I was looking for an audiobook for my beast of a commute to work (an hour/hour 15 each way) and checked for an audie award winner and this one won for best female narrator and that was good enough for me! I knew diddly about it, but figured it would be something to pass the time, and to that end, I was correct. Well-written, interesting, and filled with fun characters it had all the markings of a good novel but I didn’t like some of the choices, which felt abrupt and unmotivated, so in the end I think I won’t remember much about this novel other than the titular Frank, who is one for the record books.

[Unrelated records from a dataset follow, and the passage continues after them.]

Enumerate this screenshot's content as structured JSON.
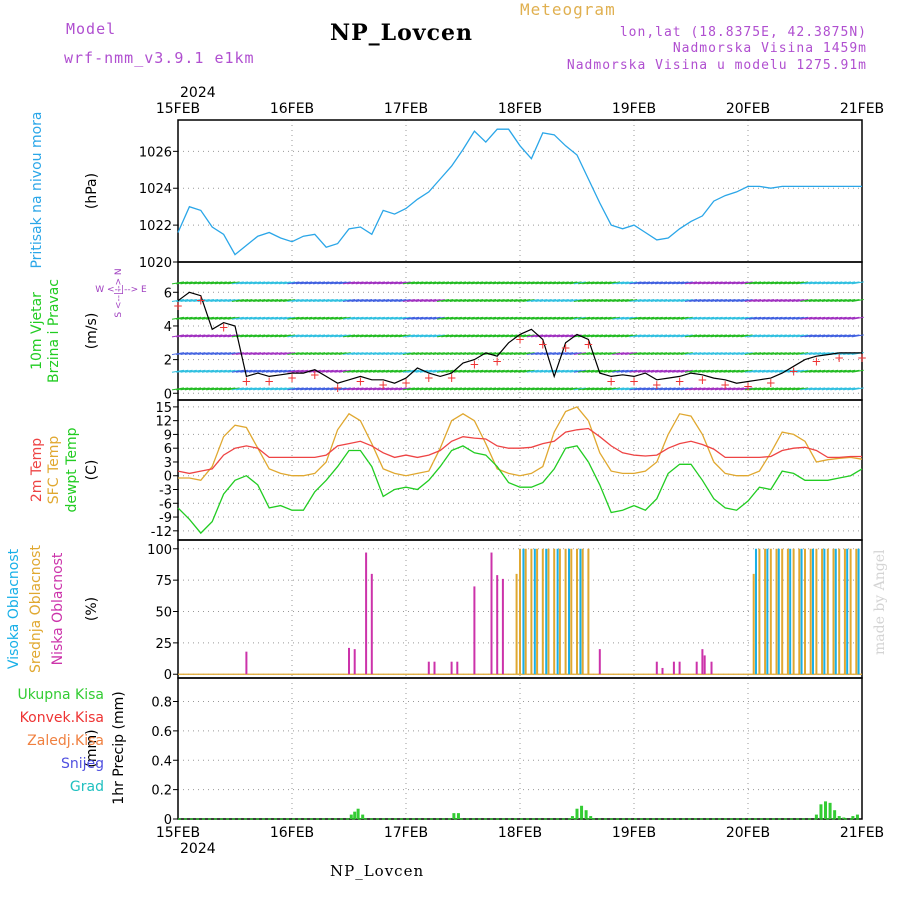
{
  "header": {
    "model_label": "Model",
    "model_name": "wrf-nmm_v3.9.1 e1km",
    "station": "NP_Lovcen",
    "meteogram_label": "Meteogram",
    "lonlat": "lon,lat (18.8375E, 42.3875N)",
    "altitude": "Nadmorska Visina 1459m",
    "model_altitude": "Nadmorska Visina u modelu 1275.91m"
  },
  "footer": {
    "station": "NP_Lovcen",
    "credit": "made by Angel"
  },
  "time_axis": {
    "year": "2024",
    "ticks": [
      "15FEB",
      "16FEB",
      "17FEB",
      "18FEB",
      "19FEB",
      "20FEB",
      "21FEB"
    ]
  },
  "colors": {
    "pressure": "#2aa6e8",
    "wind_speed": "#000000",
    "wind_gust_marker": "#ee3333",
    "temp_2m": "#ee4444",
    "temp_sfc": "#e0a830",
    "temp_dew": "#22cc22",
    "cloud_high": "#18b0e8",
    "cloud_mid": "#e0a830",
    "cloud_low": "#cc33aa",
    "precip_total": "#33cc33",
    "precip_conv": "#ee3333",
    "precip_frozen": "#f08040",
    "snow": "#5050e0",
    "graupel": "#20c0c0"
  },
  "chart_data": [
    {
      "type": "line",
      "title": "",
      "ylabel": "Pritisak na nivou mora",
      "units": "(hPa)",
      "ylim": [
        1020,
        1027.7
      ],
      "yticks": [
        "1020",
        "1022",
        "1024",
        "1026"
      ],
      "grid": true,
      "series": [
        {
          "name": "Pritisak na nivou mora",
          "x": [
            0,
            0.1,
            0.2,
            0.3,
            0.4,
            0.5,
            0.6,
            0.7,
            0.8,
            0.9,
            1.0,
            1.1,
            1.2,
            1.3,
            1.4,
            1.5,
            1.6,
            1.7,
            1.8,
            1.9,
            2.0,
            2.1,
            2.2,
            2.3,
            2.4,
            2.5,
            2.6,
            2.7,
            2.8,
            2.9,
            3.0,
            3.1,
            3.2,
            3.3,
            3.4,
            3.5,
            3.6,
            3.7,
            3.8,
            3.9,
            4.0,
            4.1,
            4.2,
            4.3,
            4.4,
            4.5,
            4.6,
            4.7,
            4.8,
            4.9,
            5.0,
            5.1,
            5.2,
            5.3,
            5.4,
            5.5,
            5.6,
            5.7,
            5.8,
            5.9,
            6.0
          ],
          "values": [
            1021.6,
            1023.0,
            1022.8,
            1021.9,
            1021.5,
            1020.4,
            1020.9,
            1021.4,
            1021.6,
            1021.3,
            1021.1,
            1021.4,
            1021.5,
            1020.8,
            1021.0,
            1021.8,
            1021.9,
            1021.5,
            1022.8,
            1022.6,
            1022.9,
            1023.4,
            1023.8,
            1024.5,
            1025.2,
            1026.1,
            1027.1,
            1026.5,
            1027.2,
            1027.2,
            1026.3,
            1025.6,
            1027.0,
            1026.9,
            1026.3,
            1025.8,
            1024.5,
            1023.2,
            1022.0,
            1021.8,
            1022.0,
            1021.6,
            1021.2,
            1021.3,
            1021.8,
            1022.2,
            1022.5,
            1023.3,
            1023.6,
            1023.8,
            1024.1,
            1024.1,
            1024.0,
            1024.1,
            1024.1,
            1024.1,
            1024.1,
            1024.1,
            1024.1,
            1024.1,
            1024.1
          ]
        }
      ]
    },
    {
      "type": "line",
      "ylabel": "10m Vjetar Brzina i Pravac",
      "units": "(m/s)",
      "ylim": [
        -0.4,
        7.8
      ],
      "yticks": [
        "0",
        "2",
        "4",
        "6"
      ],
      "grid": true,
      "compass": [
        "W",
        "<-",
        "|",
        "->",
        "E",
        "N",
        "^",
        "v",
        "S"
      ],
      "series": [
        {
          "name": "Brzina",
          "x": [
            0,
            0.1,
            0.2,
            0.3,
            0.4,
            0.5,
            0.6,
            0.7,
            0.8,
            0.9,
            1.0,
            1.1,
            1.2,
            1.3,
            1.4,
            1.5,
            1.6,
            1.7,
            1.8,
            1.9,
            2.0,
            2.1,
            2.2,
            2.3,
            2.4,
            2.5,
            2.6,
            2.7,
            2.8,
            2.9,
            3.0,
            3.1,
            3.2,
            3.3,
            3.4,
            3.5,
            3.6,
            3.7,
            3.8,
            3.9,
            4.0,
            4.1,
            4.2,
            4.3,
            4.4,
            4.5,
            4.6,
            4.7,
            4.8,
            4.9,
            5.0,
            5.1,
            5.2,
            5.3,
            5.4,
            5.5,
            5.6,
            5.7,
            5.8,
            5.9,
            6.0
          ],
          "values": [
            5.5,
            6.0,
            5.8,
            3.8,
            4.2,
            4.0,
            1.0,
            1.2,
            1.0,
            1.1,
            1.2,
            1.2,
            1.4,
            1.0,
            0.6,
            0.8,
            1.0,
            0.8,
            0.8,
            0.6,
            0.9,
            1.5,
            1.2,
            1.0,
            1.2,
            1.8,
            2.0,
            2.4,
            2.2,
            3.0,
            3.5,
            3.8,
            3.2,
            1.0,
            3.0,
            3.5,
            3.2,
            1.2,
            1.0,
            1.1,
            1.0,
            1.2,
            0.8,
            0.9,
            1.0,
            1.2,
            1.1,
            0.9,
            0.8,
            0.6,
            0.7,
            0.8,
            0.9,
            1.2,
            1.6,
            2.0,
            2.2,
            2.3,
            2.4,
            2.4,
            2.4
          ]
        }
      ]
    },
    {
      "type": "line",
      "ylabel": "2m Temp / SFC Temp / dewpt Temp",
      "units": "(C)",
      "ylim": [
        -14,
        16.5
      ],
      "yticks": [
        "15",
        "12",
        "9",
        "6",
        "3",
        "0",
        "-3",
        "-6",
        "-9",
        "-12"
      ],
      "grid": true,
      "series": [
        {
          "name": "2m Temp",
          "x": [
            0,
            0.1,
            0.2,
            0.3,
            0.4,
            0.5,
            0.6,
            0.7,
            0.8,
            0.9,
            1.0,
            1.1,
            1.2,
            1.3,
            1.4,
            1.5,
            1.6,
            1.7,
            1.8,
            1.9,
            2.0,
            2.1,
            2.2,
            2.3,
            2.4,
            2.5,
            2.6,
            2.7,
            2.8,
            2.9,
            3.0,
            3.1,
            3.2,
            3.3,
            3.4,
            3.5,
            3.6,
            3.7,
            3.8,
            3.9,
            4.0,
            4.1,
            4.2,
            4.3,
            4.4,
            4.5,
            4.6,
            4.7,
            4.8,
            4.9,
            5.0,
            5.1,
            5.2,
            5.3,
            5.4,
            5.5,
            5.6,
            5.7,
            5.8,
            5.9,
            6.0
          ],
          "values": [
            1.0,
            0.5,
            1.0,
            1.5,
            4.5,
            6.0,
            6.5,
            6.0,
            4.0,
            4.0,
            4.0,
            4.0,
            4.0,
            4.5,
            6.5,
            7.0,
            7.5,
            6.5,
            5.0,
            4.0,
            4.5,
            4.0,
            4.5,
            5.5,
            7.5,
            8.5,
            8.2,
            8.0,
            6.5,
            6.0,
            6.0,
            6.2,
            7.0,
            7.5,
            9.5,
            10.0,
            10.3,
            8.5,
            6.5,
            5.0,
            4.5,
            4.3,
            4.5,
            6.0,
            7.0,
            7.5,
            6.8,
            5.8,
            4.0,
            4.0,
            4.0,
            4.0,
            4.2,
            5.5,
            6.0,
            6.2,
            5.5,
            4.0,
            4.0,
            4.2,
            4.2
          ]
        },
        {
          "name": "SFC Temp",
          "x": [
            0,
            0.1,
            0.2,
            0.3,
            0.4,
            0.5,
            0.6,
            0.7,
            0.8,
            0.9,
            1.0,
            1.1,
            1.2,
            1.3,
            1.4,
            1.5,
            1.6,
            1.7,
            1.8,
            1.9,
            2.0,
            2.1,
            2.2,
            2.3,
            2.4,
            2.5,
            2.6,
            2.7,
            2.8,
            2.9,
            3.0,
            3.1,
            3.2,
            3.3,
            3.4,
            3.5,
            3.6,
            3.7,
            3.8,
            3.9,
            4.0,
            4.1,
            4.2,
            4.3,
            4.4,
            4.5,
            4.6,
            4.7,
            4.8,
            4.9,
            5.0,
            5.1,
            5.2,
            5.3,
            5.4,
            5.5,
            5.6,
            5.7,
            5.8,
            5.9,
            6.0
          ],
          "values": [
            -0.5,
            -0.5,
            -1.0,
            2.0,
            8.5,
            11.0,
            10.5,
            6.0,
            1.5,
            0.5,
            0.0,
            0.0,
            0.5,
            3.0,
            10.0,
            13.5,
            12.0,
            7.0,
            1.5,
            0.5,
            0.0,
            0.5,
            1.0,
            6.0,
            12.0,
            13.5,
            12.0,
            7.0,
            1.5,
            0.5,
            0.0,
            0.5,
            2.0,
            9.5,
            14.0,
            15.0,
            12.0,
            5.0,
            1.0,
            0.5,
            0.5,
            1.0,
            3.0,
            9.0,
            13.5,
            13.0,
            9.0,
            3.0,
            0.5,
            0.0,
            0.0,
            1.0,
            5.0,
            9.5,
            9.0,
            7.5,
            3.0,
            3.5,
            3.8,
            4.0,
            3.6
          ]
        },
        {
          "name": "dewpt Temp",
          "x": [
            0,
            0.1,
            0.2,
            0.3,
            0.4,
            0.5,
            0.6,
            0.7,
            0.8,
            0.9,
            1.0,
            1.1,
            1.2,
            1.3,
            1.4,
            1.5,
            1.6,
            1.7,
            1.8,
            1.9,
            2.0,
            2.1,
            2.2,
            2.3,
            2.4,
            2.5,
            2.6,
            2.7,
            2.8,
            2.9,
            3.0,
            3.1,
            3.2,
            3.3,
            3.4,
            3.5,
            3.6,
            3.7,
            3.8,
            3.9,
            4.0,
            4.1,
            4.2,
            4.3,
            4.4,
            4.5,
            4.6,
            4.7,
            4.8,
            4.9,
            5.0,
            5.1,
            5.2,
            5.3,
            5.4,
            5.5,
            5.6,
            5.7,
            5.8,
            5.9,
            6.0
          ],
          "values": [
            -7.0,
            -9.5,
            -12.5,
            -10.0,
            -4.0,
            -1.0,
            0.0,
            -2.0,
            -7.0,
            -6.5,
            -7.5,
            -7.5,
            -3.5,
            -1.0,
            2.0,
            5.5,
            5.5,
            2.0,
            -4.5,
            -3.0,
            -2.5,
            -3.0,
            -1.0,
            2.0,
            5.5,
            6.5,
            5.0,
            4.5,
            2.0,
            -1.5,
            -2.5,
            -2.5,
            -1.5,
            1.5,
            6.0,
            6.5,
            3.0,
            -2.0,
            -8.0,
            -7.5,
            -6.5,
            -7.5,
            -5.0,
            0.5,
            2.5,
            2.5,
            -1.0,
            -5.0,
            -7.0,
            -7.5,
            -5.5,
            -2.5,
            -3.0,
            1.0,
            0.5,
            -1.0,
            -1.0,
            -1.0,
            -0.5,
            0.0,
            1.5
          ]
        }
      ]
    },
    {
      "type": "bar",
      "ylabel": "Visoka Oblacnost / Srednja Oblacnost / Niska Oblacnost",
      "units": "(%)",
      "ylim": [
        -3,
        107
      ],
      "yticks": [
        "0",
        "25",
        "50",
        "75",
        "100"
      ],
      "grid": true,
      "series": [
        {
          "name": "Niska Oblacnost",
          "x": [
            0.6,
            1.5,
            1.55,
            1.65,
            1.7,
            2.2,
            2.25,
            2.4,
            2.45,
            2.6,
            2.75,
            2.8,
            2.85,
            3.7,
            4.2,
            4.25,
            4.35,
            4.4,
            4.55,
            4.6,
            4.62,
            4.68
          ],
          "values": [
            18,
            21,
            20,
            97,
            80,
            10,
            10,
            10,
            10,
            70,
            97,
            79,
            76,
            20,
            10,
            5,
            10,
            10,
            10,
            20,
            15,
            10
          ]
        },
        {
          "name": "Srednja Oblacnost",
          "x": [
            2.97,
            3.0,
            3.05,
            3.1,
            3.15,
            3.2,
            3.25,
            3.3,
            3.35,
            3.4,
            3.45,
            3.5,
            3.55,
            3.6,
            5.05,
            5.1,
            5.15,
            5.2,
            5.25,
            5.3,
            5.35,
            5.4,
            5.45,
            5.5,
            5.55,
            5.6,
            5.65,
            5.7,
            5.75,
            5.8,
            5.85,
            5.9,
            5.95
          ],
          "values": [
            80,
            100,
            100,
            100,
            100,
            100,
            100,
            100,
            100,
            100,
            100,
            100,
            100,
            100,
            80,
            100,
            100,
            100,
            100,
            100,
            100,
            100,
            100,
            100,
            100,
            100,
            100,
            100,
            100,
            100,
            100,
            100,
            100
          ]
        },
        {
          "name": "Visoka Oblacnost",
          "x": [
            3.03,
            3.13,
            3.23,
            3.33,
            3.43,
            3.53,
            5.07,
            5.17,
            5.27,
            5.37,
            5.47,
            5.57,
            5.67,
            5.77,
            5.87,
            5.97
          ],
          "values": [
            100,
            100,
            100,
            100,
            100,
            100,
            100,
            100,
            100,
            100,
            100,
            100,
            100,
            100,
            100,
            100
          ]
        }
      ]
    },
    {
      "type": "bar",
      "ylabel": "1hr Precip",
      "units": "(mm)",
      "ylim": [
        0,
        0.96
      ],
      "yticks": [
        "0",
        "0.2",
        "0.4",
        "0.6",
        "0.8"
      ],
      "grid": true,
      "legend": [
        "Ukupna Kisa",
        "Konvek.Kisa",
        "Zaledj.Kisa",
        "Snijeg",
        "Grad"
      ],
      "series": [
        {
          "name": "Ukupna Kisa",
          "x": [
            1.52,
            1.55,
            1.58,
            1.62,
            2.42,
            2.46,
            3.46,
            3.5,
            3.54,
            3.58,
            3.62,
            5.6,
            5.64,
            5.68,
            5.72,
            5.76,
            5.8,
            5.84,
            5.92,
            5.96
          ],
          "values": [
            0.03,
            0.05,
            0.07,
            0.03,
            0.04,
            0.04,
            0.02,
            0.07,
            0.09,
            0.06,
            0.02,
            0.03,
            0.1,
            0.12,
            0.11,
            0.06,
            0.02,
            0.01,
            0.02,
            0.03
          ]
        }
      ]
    }
  ]
}
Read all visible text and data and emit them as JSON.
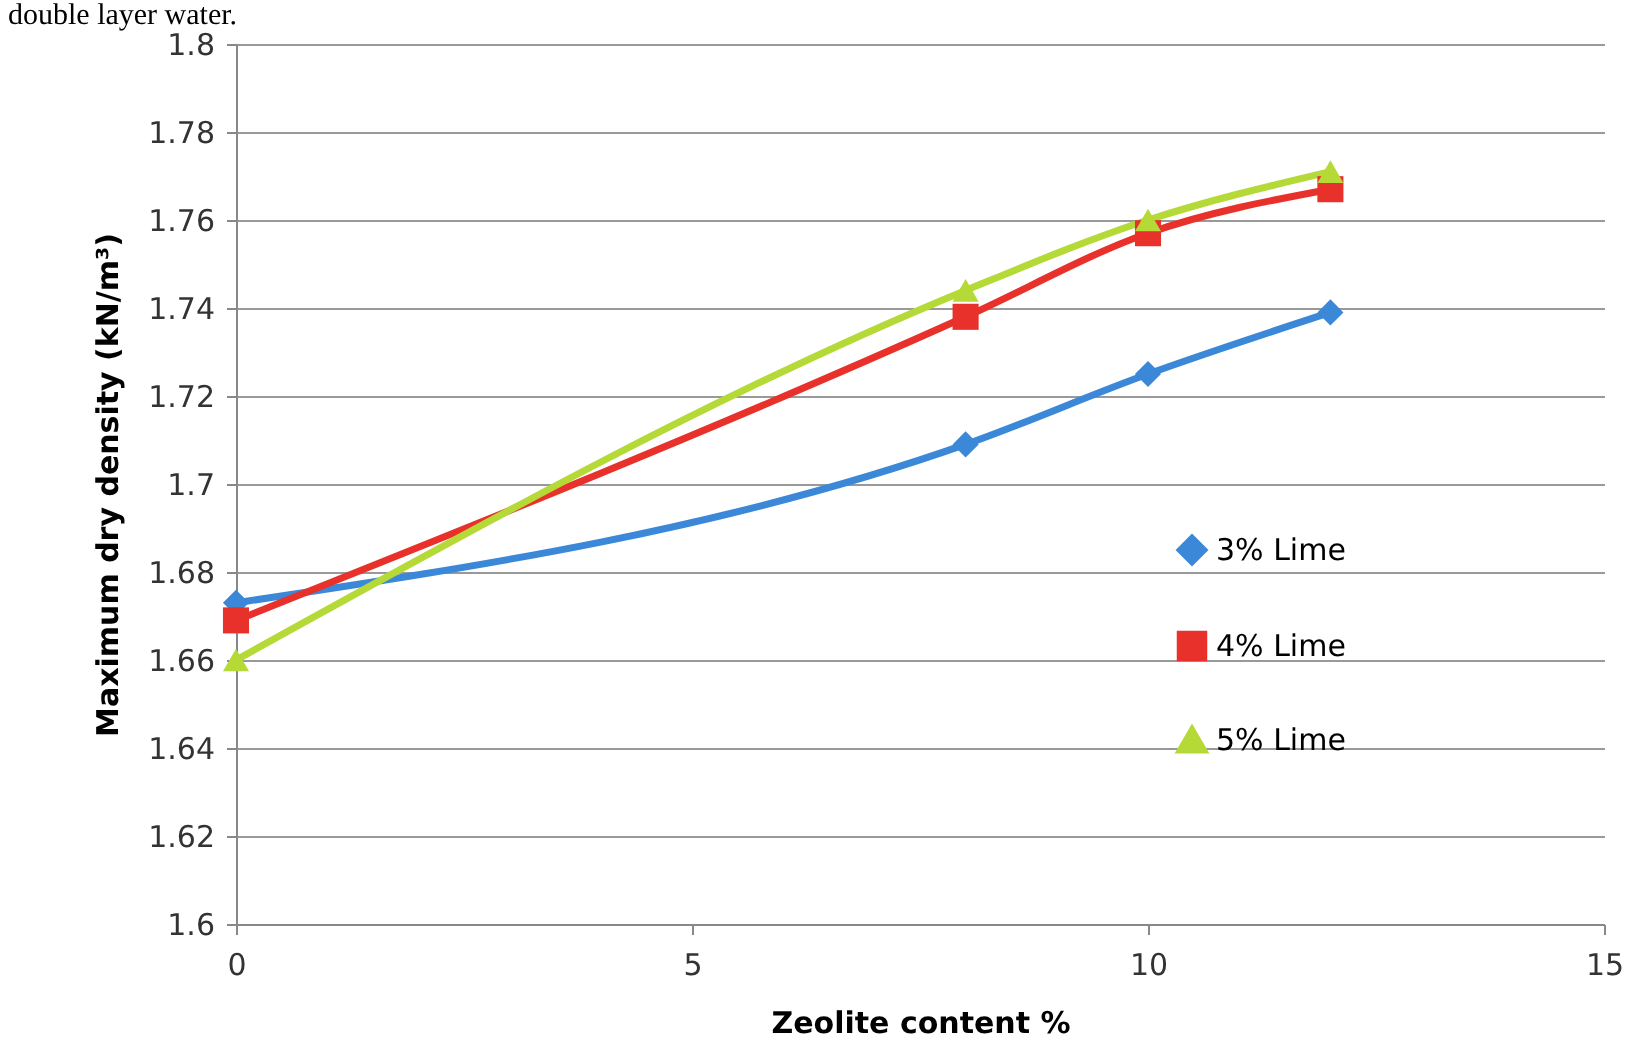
{
  "chart_data": {
    "type": "line",
    "xlabel": "Zeolite content %",
    "ylabel": "Maximum dry density (kN/m³)",
    "annotations": [
      "double layer water."
    ],
    "x": [
      0,
      8,
      10,
      12
    ],
    "series": [
      {
        "name": "3% Lime",
        "color": "#3b87d8",
        "marker": "diamond",
        "values": [
          1.673,
          1.709,
          1.725,
          1.739
        ]
      },
      {
        "name": "4% Lime",
        "color": "#e8312b",
        "marker": "square",
        "values": [
          1.669,
          1.738,
          1.757,
          1.767
        ]
      },
      {
        "name": "5% Lime",
        "color": "#b5d936",
        "marker": "triangle",
        "values": [
          1.66,
          1.744,
          1.76,
          1.771
        ]
      }
    ],
    "xlim": [
      0,
      15
    ],
    "xticks": [
      0,
      5,
      10,
      15
    ],
    "ylim": [
      1.6,
      1.8
    ],
    "yticks": [
      1.6,
      1.62,
      1.64,
      1.66,
      1.68,
      1.7,
      1.72,
      1.74,
      1.76,
      1.78,
      1.8
    ],
    "grid": "y",
    "legend": "right"
  }
}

Tavia Gilbert does an amazing job with the audio capturing Frank, a 4th grader with a penchant for dressing like a member of the social elite in the 1930s, a lover of movies of that era, and a vocabulary and memory that would rival any adult. He has grown up isolated with his reclusive author mother in a Hollywood mansion. But when his mother Mimi falls victim to a Ponzi scheme, she needs assistance with the minutiae of daily living so she can write her second novel and get herself out of her dire financial situation. Enter Alice, the assistant of Mimi’s publisher, who is hired as a hybrid nanny/housekeeper/and babysitter (in some respects, to babysit Mimi as much as Frank).
It’s a weird dynamic, weirder when Zander (Xander?) the reliably unreliable handyman enters the picture. This is an absurdist book, I could see it as a convincing and plucky Wes Anderson movie, but for me the whole doesn’t add up to the sum of its parts. Frank is lonely and lovely and his interactions with other children is heartbreaking, but the other characters don’t add up. Particularly, Alice’s romantic interlude is out of left field for me, as she is the portrayed as the straight woman to this bizarre cast of characters. In addition, Mimi is relentlessly terrible and I never understand why Alice doesn’t stand up for herself a little better, her character definitely left me wanting.
If you are looking for an audiobook, I’d recommend this one, but not sure I’d recommend tucking into it in another format.